I used to not be able to let go my mum’s disappointment on me. But I’ve come to realise that holding back doesn’t make my life any happier. So I’ve always asked forgiveness from her, whenever I know I’ve wronged or hurt her. Yet, after that I move on, hoping for better encounter with her in future, giving myself the benefit of the doubt that I will in fact learn to be more lenient, wise and humble.
Moving on makes life so much easier.
8. Have good counsel from the council
My husband has been a constant companion that has helped me pull through difficulties in life. His advices on patience, sincerity, contentment, and gratefulness have never failed to promote a cooling and calming energy in the midst of our hardships. In addition, he continously encourages me to be confident in myself—to be me. So, he’s definitely a council member I wish to keep in my life journey.
Another worthy member is my godfather, who so far always gives me objective advices. Despite how much my mum has imposed her ideas of life on me, and regardless how different I am from her, my godfather keeps telling me to be gentle in my words to her so as not to hurt her feelings. I love people who give me such advice—to constantly be kind to others despite how they might have treated us.
Having good council members and keeping them within our circle of close companions is an important way to keep us stay on track in life. Their consolation and encouragement helps us pull through difficult times; their advices shine some light on our way, allowing us to see what we are mistaken at and aspiring us to constantly be a better person.
“We are often too close to our own conducts that we need to see ourselves in the mirrors of selective others.”

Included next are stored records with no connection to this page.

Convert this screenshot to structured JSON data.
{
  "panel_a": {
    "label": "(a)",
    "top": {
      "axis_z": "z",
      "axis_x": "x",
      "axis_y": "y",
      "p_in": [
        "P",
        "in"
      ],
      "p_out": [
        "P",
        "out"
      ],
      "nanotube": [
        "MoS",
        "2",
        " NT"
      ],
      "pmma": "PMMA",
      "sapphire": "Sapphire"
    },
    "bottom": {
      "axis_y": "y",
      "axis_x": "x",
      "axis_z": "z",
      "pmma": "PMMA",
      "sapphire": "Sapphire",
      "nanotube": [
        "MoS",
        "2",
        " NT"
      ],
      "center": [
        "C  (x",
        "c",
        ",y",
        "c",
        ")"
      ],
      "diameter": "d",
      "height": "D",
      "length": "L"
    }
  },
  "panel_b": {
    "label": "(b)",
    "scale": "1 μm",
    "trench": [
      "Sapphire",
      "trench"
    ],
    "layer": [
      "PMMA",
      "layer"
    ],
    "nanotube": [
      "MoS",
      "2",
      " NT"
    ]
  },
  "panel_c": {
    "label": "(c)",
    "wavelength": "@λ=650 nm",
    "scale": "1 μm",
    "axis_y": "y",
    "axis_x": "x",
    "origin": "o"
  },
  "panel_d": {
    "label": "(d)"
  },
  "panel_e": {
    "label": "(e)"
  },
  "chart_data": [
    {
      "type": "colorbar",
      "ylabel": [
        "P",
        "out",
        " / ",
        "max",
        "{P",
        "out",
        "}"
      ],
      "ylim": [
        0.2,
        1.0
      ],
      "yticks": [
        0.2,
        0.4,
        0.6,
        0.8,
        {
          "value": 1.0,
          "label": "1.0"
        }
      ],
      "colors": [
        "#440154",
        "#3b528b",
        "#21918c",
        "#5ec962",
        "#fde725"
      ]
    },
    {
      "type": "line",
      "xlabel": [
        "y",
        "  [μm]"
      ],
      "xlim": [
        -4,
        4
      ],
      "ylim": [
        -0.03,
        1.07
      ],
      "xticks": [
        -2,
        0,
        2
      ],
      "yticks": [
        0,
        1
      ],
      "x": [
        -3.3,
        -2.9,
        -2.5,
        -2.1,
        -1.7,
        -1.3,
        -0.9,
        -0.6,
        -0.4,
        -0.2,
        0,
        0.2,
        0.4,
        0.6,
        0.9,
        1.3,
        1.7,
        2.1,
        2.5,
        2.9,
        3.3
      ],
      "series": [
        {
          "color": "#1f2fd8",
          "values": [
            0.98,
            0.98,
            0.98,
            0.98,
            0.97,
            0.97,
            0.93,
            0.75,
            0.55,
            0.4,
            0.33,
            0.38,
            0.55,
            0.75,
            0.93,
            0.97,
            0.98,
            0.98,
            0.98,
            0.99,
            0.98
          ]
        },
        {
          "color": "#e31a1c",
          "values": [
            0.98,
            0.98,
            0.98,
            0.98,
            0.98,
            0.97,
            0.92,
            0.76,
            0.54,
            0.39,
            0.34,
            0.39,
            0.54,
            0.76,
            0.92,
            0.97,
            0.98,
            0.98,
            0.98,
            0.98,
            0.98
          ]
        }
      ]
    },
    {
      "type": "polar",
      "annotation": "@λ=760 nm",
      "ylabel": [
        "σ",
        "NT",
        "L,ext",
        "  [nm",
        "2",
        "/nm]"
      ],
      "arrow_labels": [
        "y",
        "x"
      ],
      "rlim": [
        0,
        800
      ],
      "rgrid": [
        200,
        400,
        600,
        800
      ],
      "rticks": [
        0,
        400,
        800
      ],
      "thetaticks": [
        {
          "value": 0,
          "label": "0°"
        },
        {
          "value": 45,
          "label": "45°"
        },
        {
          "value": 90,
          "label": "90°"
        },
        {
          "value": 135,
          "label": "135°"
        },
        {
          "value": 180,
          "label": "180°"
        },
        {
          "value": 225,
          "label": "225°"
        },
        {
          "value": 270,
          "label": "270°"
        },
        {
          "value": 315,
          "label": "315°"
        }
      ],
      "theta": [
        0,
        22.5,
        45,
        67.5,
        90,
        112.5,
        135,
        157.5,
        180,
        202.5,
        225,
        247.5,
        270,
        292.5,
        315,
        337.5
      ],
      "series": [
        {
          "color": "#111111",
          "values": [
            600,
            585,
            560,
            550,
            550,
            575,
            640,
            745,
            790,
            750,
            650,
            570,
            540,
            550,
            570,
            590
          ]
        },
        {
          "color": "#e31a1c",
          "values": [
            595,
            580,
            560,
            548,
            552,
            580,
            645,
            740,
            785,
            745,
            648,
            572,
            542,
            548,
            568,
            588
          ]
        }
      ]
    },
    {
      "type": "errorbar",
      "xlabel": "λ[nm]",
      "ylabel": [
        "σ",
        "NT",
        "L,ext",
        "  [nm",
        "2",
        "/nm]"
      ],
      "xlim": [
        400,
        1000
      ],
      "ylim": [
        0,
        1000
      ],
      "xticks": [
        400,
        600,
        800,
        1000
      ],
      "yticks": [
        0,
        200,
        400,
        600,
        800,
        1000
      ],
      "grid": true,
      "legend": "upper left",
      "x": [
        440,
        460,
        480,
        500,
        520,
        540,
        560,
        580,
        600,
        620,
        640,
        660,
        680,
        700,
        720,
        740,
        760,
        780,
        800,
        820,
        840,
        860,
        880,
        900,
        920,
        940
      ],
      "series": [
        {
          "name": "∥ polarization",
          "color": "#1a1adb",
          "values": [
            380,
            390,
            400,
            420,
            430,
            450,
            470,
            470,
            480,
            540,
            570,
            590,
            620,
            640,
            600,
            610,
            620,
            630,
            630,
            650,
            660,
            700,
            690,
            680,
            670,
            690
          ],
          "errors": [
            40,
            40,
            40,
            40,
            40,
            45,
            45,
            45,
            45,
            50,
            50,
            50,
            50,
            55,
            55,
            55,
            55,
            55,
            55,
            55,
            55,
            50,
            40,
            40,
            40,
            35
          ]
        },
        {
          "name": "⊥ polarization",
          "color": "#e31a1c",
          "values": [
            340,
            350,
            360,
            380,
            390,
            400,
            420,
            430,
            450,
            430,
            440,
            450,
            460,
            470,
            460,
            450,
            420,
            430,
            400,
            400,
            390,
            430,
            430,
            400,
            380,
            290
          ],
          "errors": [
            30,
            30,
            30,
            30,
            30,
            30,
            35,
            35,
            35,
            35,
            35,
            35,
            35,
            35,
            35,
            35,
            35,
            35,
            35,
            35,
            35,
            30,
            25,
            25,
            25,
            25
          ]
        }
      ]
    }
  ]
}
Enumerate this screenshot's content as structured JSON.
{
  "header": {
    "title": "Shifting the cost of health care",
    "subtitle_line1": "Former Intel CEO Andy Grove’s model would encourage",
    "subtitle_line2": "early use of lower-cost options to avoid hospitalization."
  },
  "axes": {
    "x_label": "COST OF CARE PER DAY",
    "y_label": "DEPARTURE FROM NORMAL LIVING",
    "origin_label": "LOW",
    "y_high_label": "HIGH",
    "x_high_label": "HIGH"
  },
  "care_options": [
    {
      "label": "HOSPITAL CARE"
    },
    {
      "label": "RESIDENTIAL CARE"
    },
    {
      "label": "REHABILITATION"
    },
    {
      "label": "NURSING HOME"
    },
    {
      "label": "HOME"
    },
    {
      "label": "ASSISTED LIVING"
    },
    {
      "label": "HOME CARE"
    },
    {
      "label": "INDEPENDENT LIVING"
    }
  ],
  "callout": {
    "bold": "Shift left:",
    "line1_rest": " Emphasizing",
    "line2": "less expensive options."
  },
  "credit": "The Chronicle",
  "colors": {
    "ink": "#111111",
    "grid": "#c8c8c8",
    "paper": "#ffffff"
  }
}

Good council doesn’t always praise us. They give their objective opinions or advices, regardless of whether we are right or wrong. They remind us when we make mistakes, and encourage us to always have a positive outlook and be better in life.
What matters is to live in the present, live now, for every moment is now. It is your thoughts and acts of the moment that create your future. The outline of your future path already exists, for you created its pattern by your past.
So, let’s make our lives today better and happier than yesterday by being grateful and enjoying every moment today gives, as in how we perceive today lies the foundation of our future destiny.